半月后,他终于等到了无双。只是此时的无双,面容憔悴,衣衫虽然仍旧整洁,却再无往日爽朗清举之感;那双凌厉的眼眸中再无淡漠,有的只是十足的冰冷以及难以察觉的荒芜。那个从前如松下风天上月般淡泊出尘的无双公子,今日更像是天山之巅亘古不化的冰雪。整个人都透着一股子冷绝抗拒,同这世间是如此的格格不入。
无双的身后,是一位须发皆白仙风道骨的老人。白昊听见无欢唤那人“师父”。他听到那位师父问无双既然之前曾说过“不毁掉不忘掉这一切,你让我怎么活?”,又为何还要到此处。
白昊觉得好笑,这样的话怎么会是无双说出来的?和他相恋相许情深意笃的无双,又怎么可能会亲手毁掉他们共同的家?
果然,他听到无双回答师父“如果我真的丢弃这一切忘掉所有,你让我怎么活?”。他还来不及窃喜,却又听到无双要求师父以后叫他自己取的字——无欢。他听见了师父安慰无双要求无双振奋起来的话语,听出了无欢淡淡的一句“他既已亡,无双生又何欢死又何惧?世间再无无双,只有无欢”那字里行间隐藏的痛楚和悲恸。

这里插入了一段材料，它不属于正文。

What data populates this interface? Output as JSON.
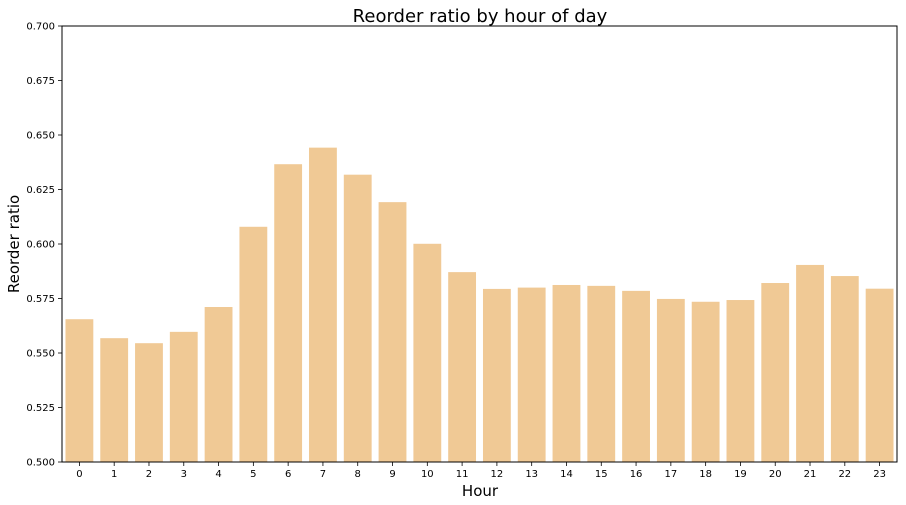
{
  "chart_data": {
    "type": "bar",
    "title": "Reorder ratio by hour of day",
    "xlabel": "Hour",
    "ylabel": "Reorder ratio",
    "categories": [
      "0",
      "1",
      "2",
      "3",
      "4",
      "5",
      "6",
      "7",
      "8",
      "9",
      "10",
      "11",
      "12",
      "13",
      "14",
      "15",
      "16",
      "17",
      "18",
      "19",
      "20",
      "21",
      "22",
      "23"
    ],
    "values": [
      0.5655,
      0.5568,
      0.5545,
      0.5597,
      0.5711,
      0.6079,
      0.6366,
      0.6442,
      0.6318,
      0.6192,
      0.6001,
      0.5871,
      0.5794,
      0.58,
      0.5812,
      0.5808,
      0.5785,
      0.5748,
      0.5735,
      0.5743,
      0.5821,
      0.5904,
      0.5853,
      0.5795
    ],
    "ylim": [
      0.5,
      0.7
    ],
    "yticks": [
      0.5,
      0.525,
      0.55,
      0.575,
      0.6,
      0.625,
      0.65,
      0.675,
      0.7
    ],
    "ytick_labels": [
      "0.500",
      "0.525",
      "0.550",
      "0.575",
      "0.600",
      "0.625",
      "0.650",
      "0.675",
      "0.700"
    ],
    "bar_color": "#f0c995",
    "grid": false,
    "legend": "none"
  }
}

他看到无双的师父下山的背影,看见无双在师父走后独自一人伐竹建屋,按照从前的样子在废墟之上建起一座一模一样的小屋;他甚至就那样守着无双,眼见着他在建好小屋的那一日是怎样的泪流满面;眼睁睁的看着他一日日消瘦下去,生机一天天的衰弱。
可是他碰不到。
白昊再也无法触碰到无双的手,不能为他擦去泪滴;无法回答无双午夜梦回时喃喃的“你为什么不来见我”的低语;无法告诉他,白昊就在他身边,一直都在。
因为他已经死了啊。去帝都,是为当朝皇后李婉兮配置无色无味的剧毒“惜春”。尽管假装不知皇后会对谁用这“惜春”,也为此做了防范想着可以逃过一劫;却终归是武力不济,和师父一起,死在皇后为了保密为了保证“惜春”无药可解而命人放出的乱箭之下。
那之后白昊本应魂归地府,却硬生生的凭借一抹执念,跨越千里只为再见无双。他甚至连自己已经死亡都忘却,直到听着无双的话语才明白;他白昊,已和无双人鬼殊途。
发现了又有什么用呢?他白昊白仲安不过区区小鬼,什么都做不了。他希望无双好好活着,忘掉自己,重新开始生活——那般风姿绝伦的无双,本不应如此的。可他现在却只能日日守着,连入梦见无双都做不到,眼见无双步入死亡而无力阻止……鬼哪里有心呢?可是为何他左肋下方,却是如此的生疼?
恍惚间,他似乎又听到了无双唤他“仲安”的声音。那么近,又那么远。
后记
黄泉路上,奈何桥旁,孟婆见到了两位不一样的鬼魂。那两位鬼魂携手而来,饮下孟婆汤时也不像一般鬼一样抗拒挣扎,而是彼此对望着安静的饮下;随后十指相扣,由鬼差带领前去投胎。
带路的鬼差回来后似是看出了孟婆的不解,悄声说:“阎君大人说那两位可是有着三世姻缘呢!虽然这一世无法长相厮守,但接下来的转世,可是会共白头!虽然都是男子,但这般好运,也是不错了。”